Clément Morel, lui, remporte l’Open d’Australie en 2002. En demi-finale, il domine Jo-Wilfried Tsonga. Il est deuxième mondial junior en mai 2002. Encore une fois, tout se complique lorsque le circuit senior arrive. Il ne perce pas, sera au mieux 387e mondial et arrête sa carrière à seulement 23 ans. SI l’on remonte encore un peu plus loin, en 1998, Julien Jeanpierre triomphe aussi à Melbourne. Une édition où l’un des demi-finalistes se prénomme Roger Federer. Jeanpierre réussira à faire carrière mais échouera aux portes du Top 100 (133e en 2004).

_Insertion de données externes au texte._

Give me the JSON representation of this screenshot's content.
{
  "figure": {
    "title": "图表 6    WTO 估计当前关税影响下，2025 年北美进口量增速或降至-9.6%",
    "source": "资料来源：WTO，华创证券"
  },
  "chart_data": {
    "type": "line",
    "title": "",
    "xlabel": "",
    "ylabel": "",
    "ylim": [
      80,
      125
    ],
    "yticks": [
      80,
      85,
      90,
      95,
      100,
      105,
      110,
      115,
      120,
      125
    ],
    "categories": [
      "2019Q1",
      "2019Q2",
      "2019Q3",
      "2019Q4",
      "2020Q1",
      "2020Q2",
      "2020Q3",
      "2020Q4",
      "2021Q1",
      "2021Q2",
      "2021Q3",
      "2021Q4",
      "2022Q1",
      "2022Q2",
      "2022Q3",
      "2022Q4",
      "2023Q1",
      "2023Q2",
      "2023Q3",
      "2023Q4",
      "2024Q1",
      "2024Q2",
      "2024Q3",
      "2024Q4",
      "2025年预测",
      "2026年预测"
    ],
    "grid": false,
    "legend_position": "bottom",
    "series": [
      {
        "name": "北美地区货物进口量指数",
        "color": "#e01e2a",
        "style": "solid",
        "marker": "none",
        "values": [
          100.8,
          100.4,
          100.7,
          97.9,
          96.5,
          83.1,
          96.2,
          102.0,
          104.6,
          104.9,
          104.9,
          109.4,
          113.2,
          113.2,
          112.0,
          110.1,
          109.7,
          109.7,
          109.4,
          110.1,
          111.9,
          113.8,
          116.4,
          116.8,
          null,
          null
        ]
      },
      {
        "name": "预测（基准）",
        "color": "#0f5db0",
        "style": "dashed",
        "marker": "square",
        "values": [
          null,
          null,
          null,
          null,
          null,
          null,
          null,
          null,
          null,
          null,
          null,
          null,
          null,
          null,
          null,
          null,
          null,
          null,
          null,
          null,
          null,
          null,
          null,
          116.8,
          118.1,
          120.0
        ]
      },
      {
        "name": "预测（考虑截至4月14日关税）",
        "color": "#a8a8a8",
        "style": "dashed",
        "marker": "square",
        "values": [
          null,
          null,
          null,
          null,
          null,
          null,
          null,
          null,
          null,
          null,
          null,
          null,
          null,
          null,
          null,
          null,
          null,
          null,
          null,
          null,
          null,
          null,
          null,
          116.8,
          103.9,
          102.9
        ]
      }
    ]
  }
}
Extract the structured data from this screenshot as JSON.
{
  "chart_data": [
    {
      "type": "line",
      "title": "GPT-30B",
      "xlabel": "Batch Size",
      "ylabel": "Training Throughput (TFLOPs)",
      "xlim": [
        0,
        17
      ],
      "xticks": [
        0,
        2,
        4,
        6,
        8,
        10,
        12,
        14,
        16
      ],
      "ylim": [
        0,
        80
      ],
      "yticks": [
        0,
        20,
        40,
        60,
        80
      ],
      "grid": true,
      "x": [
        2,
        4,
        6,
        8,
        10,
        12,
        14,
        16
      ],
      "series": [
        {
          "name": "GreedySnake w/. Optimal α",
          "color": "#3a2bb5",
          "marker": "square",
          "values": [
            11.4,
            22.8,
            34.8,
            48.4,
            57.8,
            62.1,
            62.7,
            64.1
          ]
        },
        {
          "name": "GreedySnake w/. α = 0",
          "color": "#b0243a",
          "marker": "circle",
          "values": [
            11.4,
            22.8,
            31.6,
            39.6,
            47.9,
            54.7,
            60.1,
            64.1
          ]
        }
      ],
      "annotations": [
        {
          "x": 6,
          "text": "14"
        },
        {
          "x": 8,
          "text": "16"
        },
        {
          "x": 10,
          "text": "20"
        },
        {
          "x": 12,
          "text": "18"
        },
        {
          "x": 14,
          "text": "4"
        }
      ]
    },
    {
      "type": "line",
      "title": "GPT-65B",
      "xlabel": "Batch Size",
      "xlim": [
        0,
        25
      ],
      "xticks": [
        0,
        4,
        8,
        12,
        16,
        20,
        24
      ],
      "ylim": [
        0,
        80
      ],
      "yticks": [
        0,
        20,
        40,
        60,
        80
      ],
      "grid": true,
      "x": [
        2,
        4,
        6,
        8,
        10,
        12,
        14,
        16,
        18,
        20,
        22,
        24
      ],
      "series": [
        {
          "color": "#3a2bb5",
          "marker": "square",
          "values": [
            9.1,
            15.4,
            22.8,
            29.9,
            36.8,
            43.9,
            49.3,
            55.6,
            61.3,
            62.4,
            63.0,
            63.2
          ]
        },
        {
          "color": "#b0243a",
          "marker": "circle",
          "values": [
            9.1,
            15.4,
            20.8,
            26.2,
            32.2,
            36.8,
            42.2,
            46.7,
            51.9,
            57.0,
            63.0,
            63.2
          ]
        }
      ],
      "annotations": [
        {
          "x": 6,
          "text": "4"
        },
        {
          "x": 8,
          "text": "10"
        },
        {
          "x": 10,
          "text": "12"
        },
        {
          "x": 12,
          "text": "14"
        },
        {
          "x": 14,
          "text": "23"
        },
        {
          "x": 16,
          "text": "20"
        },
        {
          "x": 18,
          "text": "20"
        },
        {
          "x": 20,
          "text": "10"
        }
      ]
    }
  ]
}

En 2004 justement, il parvient au troisième tour de Roland-Garros, son meilleur résultat en carrière en battant notamment Vince Spadea, tête de série 28. Des vainqueurs mais aussi des finalistes. Gianni Mina atteint la finale junior à Roland-Garros en 2009. Il est un grand espoir du tennis français. Mina est ensuite invité l’année d’après dans le tournoi parisien. Le tirage lui donne l’honneur (ou le malheur) d’affronter Rafael Nadal. Le résultat est logique (6/3, 6/2, 6/2) pour le Majorquin. Ce sera sa seule apparition. Des blessures à répétition au dos l’éloignent des courts pendant près de deux ans. Il ne rentrera jamais dans les 200 meilleurs mondiaux. Il annonce le 27 mai dernier la fin de sa carrière à 29 ans.

Une difficulté qui n’est pas un mal français. Bien au contraire ! Depuis l’ère Open en 1968, ils ne sont que 11 à avoir réussi à remporter un Grand Chelem chez les juniors et récidiver chez les seniors. Depuis 2010, seul trois joueurs ayant été sacrés en junior sont entrés dans le top 10 : Jack Sock, Andrey Rublev et Alexander Zverev.